Linking long-term toxicity of xeno-chemicals with short-term biological adaptation

Understanding the mechanisms of long-term toxicities of chemicals is challenging. The present review discusses evidence suggesting that the biological adaptation to acute xenobiotic exposure could lead in the long run to toxic side effects. Upon acute exposure, hydrophobic xenobiotics are sequestered in the adipose tissue, which consequently protects other organs. However, this could also lead to the persistence of these xenochemicals and to a chronic low level internal exposure. The intrinsic properties of the xenobiotic detection and metabolism systems could also account for long-term toxicity. Indeed, hydrophobic xenochemicals are metabolized into more hydrophilic compounds; the first step of this pathway consists in the “activation” of the parent compound into a more reactive intermediate by cytochromes P450 activity. Those intermediates can be extremely reactive with DNA and proteins and thus could lead to toxic side effects that may become significant over time.
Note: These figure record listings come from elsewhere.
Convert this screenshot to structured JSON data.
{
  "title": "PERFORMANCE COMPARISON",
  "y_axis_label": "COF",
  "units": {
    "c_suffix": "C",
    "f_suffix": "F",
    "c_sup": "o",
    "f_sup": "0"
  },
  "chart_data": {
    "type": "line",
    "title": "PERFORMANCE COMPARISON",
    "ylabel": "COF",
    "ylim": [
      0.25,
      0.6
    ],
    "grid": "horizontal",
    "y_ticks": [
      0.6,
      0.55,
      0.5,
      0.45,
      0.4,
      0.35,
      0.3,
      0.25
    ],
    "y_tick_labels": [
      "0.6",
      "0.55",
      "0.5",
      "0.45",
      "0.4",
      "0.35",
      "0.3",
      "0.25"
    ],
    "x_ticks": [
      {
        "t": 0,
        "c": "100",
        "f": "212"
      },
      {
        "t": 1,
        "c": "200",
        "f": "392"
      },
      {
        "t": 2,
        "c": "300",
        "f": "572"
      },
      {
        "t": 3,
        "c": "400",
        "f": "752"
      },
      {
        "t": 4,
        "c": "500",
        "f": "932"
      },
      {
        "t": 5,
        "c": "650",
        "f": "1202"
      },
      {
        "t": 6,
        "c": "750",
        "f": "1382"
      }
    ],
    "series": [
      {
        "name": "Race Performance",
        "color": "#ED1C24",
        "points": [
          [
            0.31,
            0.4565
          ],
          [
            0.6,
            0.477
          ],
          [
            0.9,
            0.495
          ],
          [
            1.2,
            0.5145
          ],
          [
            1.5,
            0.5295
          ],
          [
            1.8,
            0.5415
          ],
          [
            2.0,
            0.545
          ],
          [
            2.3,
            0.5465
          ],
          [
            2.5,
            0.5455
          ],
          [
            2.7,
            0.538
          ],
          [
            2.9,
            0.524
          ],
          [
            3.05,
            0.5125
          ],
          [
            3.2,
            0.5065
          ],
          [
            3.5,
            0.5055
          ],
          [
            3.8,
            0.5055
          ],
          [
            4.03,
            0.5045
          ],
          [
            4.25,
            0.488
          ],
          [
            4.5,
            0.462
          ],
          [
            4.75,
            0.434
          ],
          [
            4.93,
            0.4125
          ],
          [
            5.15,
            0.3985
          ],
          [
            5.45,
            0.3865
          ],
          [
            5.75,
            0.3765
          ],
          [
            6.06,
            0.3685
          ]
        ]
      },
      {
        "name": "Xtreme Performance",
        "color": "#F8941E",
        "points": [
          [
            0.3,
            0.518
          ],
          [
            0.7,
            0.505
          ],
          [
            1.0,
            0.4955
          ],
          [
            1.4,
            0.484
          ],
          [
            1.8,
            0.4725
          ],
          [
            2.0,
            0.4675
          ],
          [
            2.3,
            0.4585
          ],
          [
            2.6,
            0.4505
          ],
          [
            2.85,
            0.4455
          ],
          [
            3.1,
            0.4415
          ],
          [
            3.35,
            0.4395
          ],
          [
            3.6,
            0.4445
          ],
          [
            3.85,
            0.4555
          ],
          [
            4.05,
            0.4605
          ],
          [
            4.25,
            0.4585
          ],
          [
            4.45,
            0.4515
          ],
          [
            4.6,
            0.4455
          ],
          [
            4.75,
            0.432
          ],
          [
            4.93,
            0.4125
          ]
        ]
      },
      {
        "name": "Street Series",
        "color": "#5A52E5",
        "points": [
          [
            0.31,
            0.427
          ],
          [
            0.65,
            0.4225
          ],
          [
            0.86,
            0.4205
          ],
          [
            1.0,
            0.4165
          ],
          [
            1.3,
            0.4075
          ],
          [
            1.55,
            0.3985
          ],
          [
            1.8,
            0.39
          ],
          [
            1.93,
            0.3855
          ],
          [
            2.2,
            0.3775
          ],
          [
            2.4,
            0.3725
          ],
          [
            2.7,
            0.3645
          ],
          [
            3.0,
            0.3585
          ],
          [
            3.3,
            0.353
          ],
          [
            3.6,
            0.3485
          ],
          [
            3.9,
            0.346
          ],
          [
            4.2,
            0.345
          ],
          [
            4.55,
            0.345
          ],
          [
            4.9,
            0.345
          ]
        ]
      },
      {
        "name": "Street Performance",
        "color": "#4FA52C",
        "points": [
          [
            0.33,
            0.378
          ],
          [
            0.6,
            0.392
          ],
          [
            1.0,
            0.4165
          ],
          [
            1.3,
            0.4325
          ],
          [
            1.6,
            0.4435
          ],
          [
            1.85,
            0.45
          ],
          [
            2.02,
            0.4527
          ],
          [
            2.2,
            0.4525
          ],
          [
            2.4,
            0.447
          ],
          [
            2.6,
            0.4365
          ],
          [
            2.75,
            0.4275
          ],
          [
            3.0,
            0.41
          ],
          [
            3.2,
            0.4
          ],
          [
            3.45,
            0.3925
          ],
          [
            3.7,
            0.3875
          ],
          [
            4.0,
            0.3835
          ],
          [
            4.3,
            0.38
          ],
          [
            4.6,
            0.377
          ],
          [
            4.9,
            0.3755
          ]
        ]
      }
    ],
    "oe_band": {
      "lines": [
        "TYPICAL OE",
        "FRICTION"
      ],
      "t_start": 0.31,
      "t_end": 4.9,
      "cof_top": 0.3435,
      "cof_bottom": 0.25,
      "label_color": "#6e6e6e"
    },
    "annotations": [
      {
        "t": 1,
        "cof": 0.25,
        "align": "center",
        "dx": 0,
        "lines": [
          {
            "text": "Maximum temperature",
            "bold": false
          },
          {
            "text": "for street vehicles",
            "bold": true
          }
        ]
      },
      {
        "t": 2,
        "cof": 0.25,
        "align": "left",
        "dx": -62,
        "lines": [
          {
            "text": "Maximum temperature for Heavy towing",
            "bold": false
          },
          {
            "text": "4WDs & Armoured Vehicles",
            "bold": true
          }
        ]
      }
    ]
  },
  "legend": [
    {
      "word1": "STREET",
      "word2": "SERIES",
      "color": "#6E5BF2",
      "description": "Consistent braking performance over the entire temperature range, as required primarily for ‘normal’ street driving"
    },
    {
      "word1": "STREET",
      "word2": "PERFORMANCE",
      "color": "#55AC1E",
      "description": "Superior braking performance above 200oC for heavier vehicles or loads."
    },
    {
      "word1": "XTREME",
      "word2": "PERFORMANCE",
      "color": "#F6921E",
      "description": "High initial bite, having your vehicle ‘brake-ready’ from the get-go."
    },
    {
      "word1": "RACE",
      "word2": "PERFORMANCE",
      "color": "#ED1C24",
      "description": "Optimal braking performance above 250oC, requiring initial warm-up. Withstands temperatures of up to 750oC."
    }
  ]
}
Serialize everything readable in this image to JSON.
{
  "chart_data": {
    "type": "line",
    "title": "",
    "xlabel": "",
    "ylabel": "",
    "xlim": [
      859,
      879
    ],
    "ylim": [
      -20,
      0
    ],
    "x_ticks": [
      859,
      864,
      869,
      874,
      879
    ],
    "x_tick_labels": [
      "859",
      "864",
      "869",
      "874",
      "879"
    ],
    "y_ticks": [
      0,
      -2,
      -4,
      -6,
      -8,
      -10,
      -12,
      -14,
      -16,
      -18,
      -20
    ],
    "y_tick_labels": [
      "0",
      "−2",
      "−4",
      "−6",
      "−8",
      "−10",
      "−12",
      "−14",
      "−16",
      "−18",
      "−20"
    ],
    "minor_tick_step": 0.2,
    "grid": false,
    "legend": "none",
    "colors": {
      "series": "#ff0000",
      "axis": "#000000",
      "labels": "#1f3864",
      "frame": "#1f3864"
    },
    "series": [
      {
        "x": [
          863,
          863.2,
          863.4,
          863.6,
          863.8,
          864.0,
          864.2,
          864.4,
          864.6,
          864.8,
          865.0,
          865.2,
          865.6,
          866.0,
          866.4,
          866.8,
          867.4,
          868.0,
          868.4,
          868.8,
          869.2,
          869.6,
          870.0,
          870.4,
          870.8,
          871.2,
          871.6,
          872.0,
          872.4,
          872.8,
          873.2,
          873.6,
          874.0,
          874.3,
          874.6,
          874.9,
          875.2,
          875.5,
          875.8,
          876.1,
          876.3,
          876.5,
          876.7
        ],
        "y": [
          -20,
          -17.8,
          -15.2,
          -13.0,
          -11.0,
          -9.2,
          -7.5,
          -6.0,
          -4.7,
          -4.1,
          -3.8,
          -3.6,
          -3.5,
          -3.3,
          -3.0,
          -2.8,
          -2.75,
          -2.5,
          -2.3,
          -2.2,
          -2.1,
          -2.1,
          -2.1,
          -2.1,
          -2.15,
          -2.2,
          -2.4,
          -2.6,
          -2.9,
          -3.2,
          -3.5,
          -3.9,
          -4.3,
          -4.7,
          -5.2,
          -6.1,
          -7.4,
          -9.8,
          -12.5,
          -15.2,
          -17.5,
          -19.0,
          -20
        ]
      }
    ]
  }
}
Furthermore, recent evidence suggests that xenobiotic receptors also display endogenous functions. It is likely that repeated exposure to xenobiotics disrupts those endogenous functions with possibly dire cellular consequences. Altogether, The hypothesis presented here proposes that one mechanism for long-term toxicity stems from cumulative side effects due to the repeated activity of adaptive pathways triggered by acute intoxication.